If the OS language is part of the Org’s Supported Languages, the platform uses it.
If the OS language is not supported, the platform defaults to the Org’s Primary Language.
This ensures a predictable and consistent language experience, even without user input.
4.4 What Users See Translated
Once a Preferred Language is selected, the user will see translated versions of:
Navigation menus
Buttons and toolbars
Dashboard components
Custom field names and descriptions
Section titles
System messages and prompts
Users will only see translations that admins have approved or edited in the Translation Editor.
4.5 What Users Do Not See Translated
Certain elements always remain in their original language, regardless of user selection:
Conversation messages
Uploaded documents and file previews
Process titles
Checklist field values entered by users
Third-party application text
Deleted fields
Picklist options (dynamic values remain in Primary Language)

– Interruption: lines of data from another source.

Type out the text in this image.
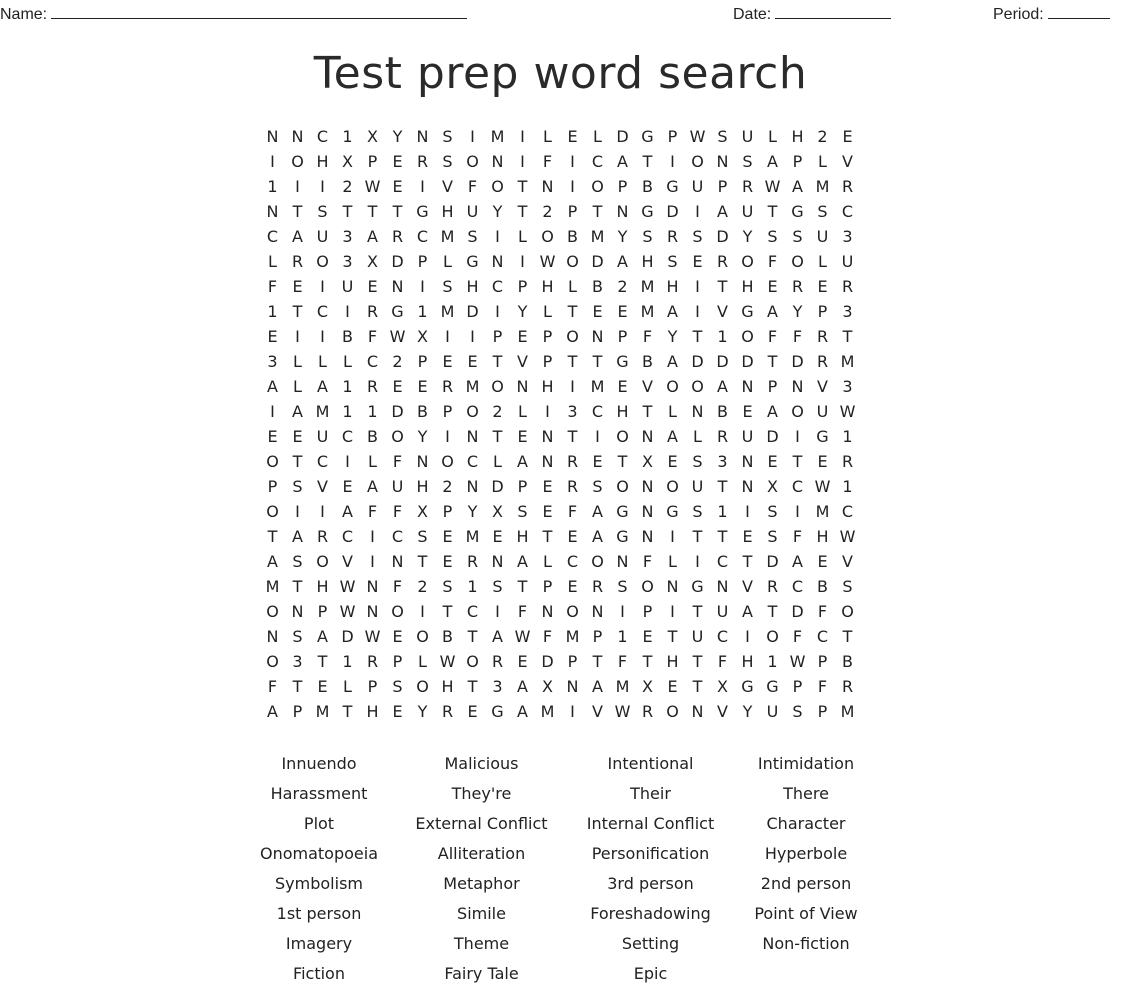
Name:	Date:	Period:
Test prep word search
N N C 1 X Y N S	I M I	L E L D G P W S U L H 2 E
I	O H X P E R S O N	I	F	I	C A T	I	O N S A P L V
1	I	I	2 W E	I	V F O T N	I	O P B G U P R W A M R
N T S T T T G H U Y T 2 P T N G D	I	A U T G S C
C A U 3 A R C M S	I	L O B M Y S R S D Y S S U 3
L R O 3 X D P L G N	I W O D A H S E R O F O L U
F E	I	U E N	I	S H C P H L B 2 M H	I	T H E R E R
1 T C	I	R G 1 M D	I	Y L T E E M A	I	V G A Y P 3
E	I	I	B F W X	I	I	P E P O N P F Y T 1 O F F R T
3 L	L	L C 2 P E E T V P T T G B A D D D T D R M
A L A 1 R E E R M O N H	I M E V O O A N P N V 3
I	A M 1 1 D B P O 2 L	I	3 C H T L N B E A O U W
E E U C B O Y	I	N T E N T	I	O N A L R U D	I	G 1
O T C	I	L F N O C L A N R E T X E S 3 N E T E R
P S V E A U H 2 N D P E R S O N O U T N X C W 1
O	I	I	A F F X P Y X S E F A G N G S 1	I	S	I M C
T A R C	I	C S E M E H T E A G N	I	T T E S F H W
A S O V	I	N T E R N A L C O N F L	I	C T D A E V
M T H W N F 2 S 1 S T P E R S O N G N V R C B S
O N P W N O	I	T C	I	F N O N	I	P	I	T U A T D F O
N S A D W E O B T A W F M P 1 E T U C	I	O F C T
O 3 T 1 R P L W O R E D P T F T H T F H 1 W P B
F T E L P S O H T 3 A X N A M X E T X G G P F R
A P M T H E Y R E G A M I	V W R O N V Y U S P M
Innuendo	Malicious	Intentional	Intimidation
Harassment	They're	Their	There
Plot	External Conflict	Internal Conflict	Character
Onomatopoeia	Alliteration	Personification	Hyperbole
Symbolism	Metaphor	3rd person	2nd person
1st person	Simile	Foreshadowing	Point of View
Imagery	Theme	Setting	Non-fiction
Fiction	Fairy Tale	Epic
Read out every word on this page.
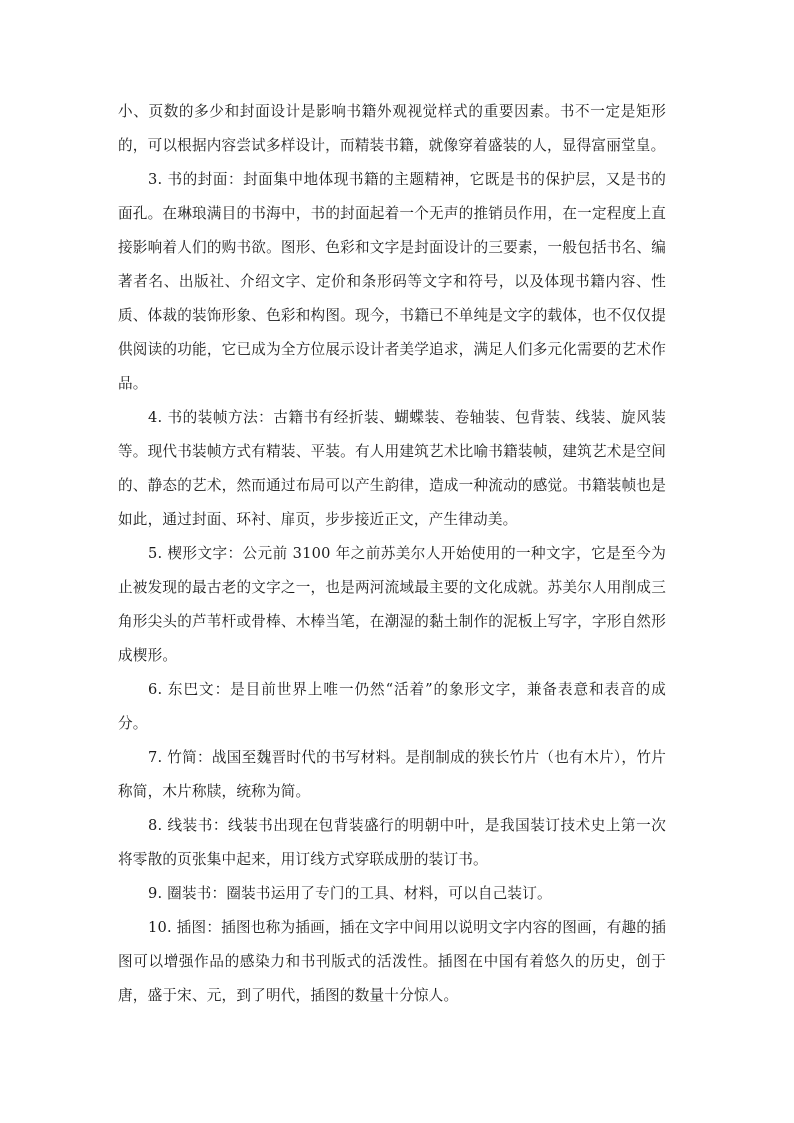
小、页数的多少和封面设计是影响书籍外观视觉样式的重要因素。书不一定是矩形的，可以根据内容尝试多样设计，而精装书籍，就像穿着盛装的人，显得富丽堂皇。

3. 书的封面：封面集中地体现书籍的主题精神，它既是书的保护层，又是书的面孔。在琳琅满目的书海中，书的封面起着一个无声的推销员作用，在一定程度上直接影响着人们的购书欲。图形、色彩和文字是封面设计的三要素，一般包括书名、编著者名、出版社、介绍文字、定价和条形码等文字和符号，以及体现书籍内容、性质、体裁的装饰形象、色彩和构图。现今，书籍已不单纯是文字的载体，也不仅仅提供阅读的功能，它已成为全方位展示设计者美学追求，满足人们多元化需要的艺术作品。

4. 书的装帧方法：古籍书有经折装、蝴蝶装、卷轴装、包背装、线装、旋风装等。现代书装帧方式有精装、平装。有人用建筑艺术比喻书籍装帧，建筑艺术是空间的、静态的艺术，然而通过布局可以产生韵律，造成一种流动的感觉。书籍装帧也是如此，通过封面、环衬、扉页，步步接近正文，产生律动美。

5. 楔形文字：公元前 3100 年之前苏美尔人开始使用的一种文字，它是至今为止被发现的最古老的文字之一，也是两河流域最主要的文化成就。苏美尔人用削成三角形尖头的芦苇杆或骨棒、木棒当笔，在潮湿的黏土制作的泥板上写字，字形自然形成楔形。

6. 东巴文：是目前世界上唯一仍然“活着”的象形文字，兼备表意和表音的成分。

7. 竹简：战国至魏晋时代的书写材料。是削制成的狭长竹片（也有木片），竹片称简，木片称牍，统称为简。

8. 线装书：线装书出现在包背装盛行的明朝中叶，是我国装订技术史上第一次将零散的页张集中起来，用订线方式穿联成册的装订书。

9. 圈装书：圈装书运用了专门的工具、材料，可以自己装订。

10. 插图：插图也称为插画，插在文字中间用以说明文字内容的图画，有趣的插图可以增强作品的感染力和书刊版式的活泼性。插图在中国有着悠久的历史，创于唐，盛于宋、元，到了明代，插图的数量十分惊人。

This ensures that critical identifiers, user-generated content, and file data remain unchanged.
5. Roles & Permissions
Role
Permissions
Admins
1. Can add Supported Languages 2. Can access Translation Editor 3. Can view and edit translations by default 5. Can configure permissions for others
Org Members
1. Can change Preferred Language 2. Cannot view/edit translations unless explicitly granted
External Users
1. Can change Preferred Language 2. Cannot access translations or edit any language content
6. Feature Limitations
Only languages that admins have explicitly enabled for the Org will appear for users. Users cannot enable additional languages on their own, which means any required language must first be coordinated and configured by an admin.
The Primary Language of the Org cannot be changed after Org setup, which limits the ability to restructure translation foundations later and requires careful consideration before initial configuration.
The Translation Editor does not support translation of user-generated or dynamic content, such as conversation messages, uploaded documents, file previews, record titles, process titles, and checklist values entered by users.
Auto-translations rely on external translation services, which may not always provide contextually accurate or industry-specific terminology, requiring manual review and correction by admins.
7. Best Practices
Admins should enable Supported Languages only after confirming they are needed by active user groups, to ensure the translation workload remains manageable and aligned with real usage.
All translation edits should be reviewed systematically using the progressive filters and search capabilities in the Translation Editor to maintain consistency across processes, dashboards, and system labels.
It is recommended to assign translation responsibilities to a designated admin role or regional reviewer, rather than distributing permissions widely, to maintain quality control and reduce inadvertent inconsistencies.
When adding new custom fields, sections, or dashboards, admins should periodically revisit the Translation Editor to confirm that new elements have been translated properly across all Supported Languages.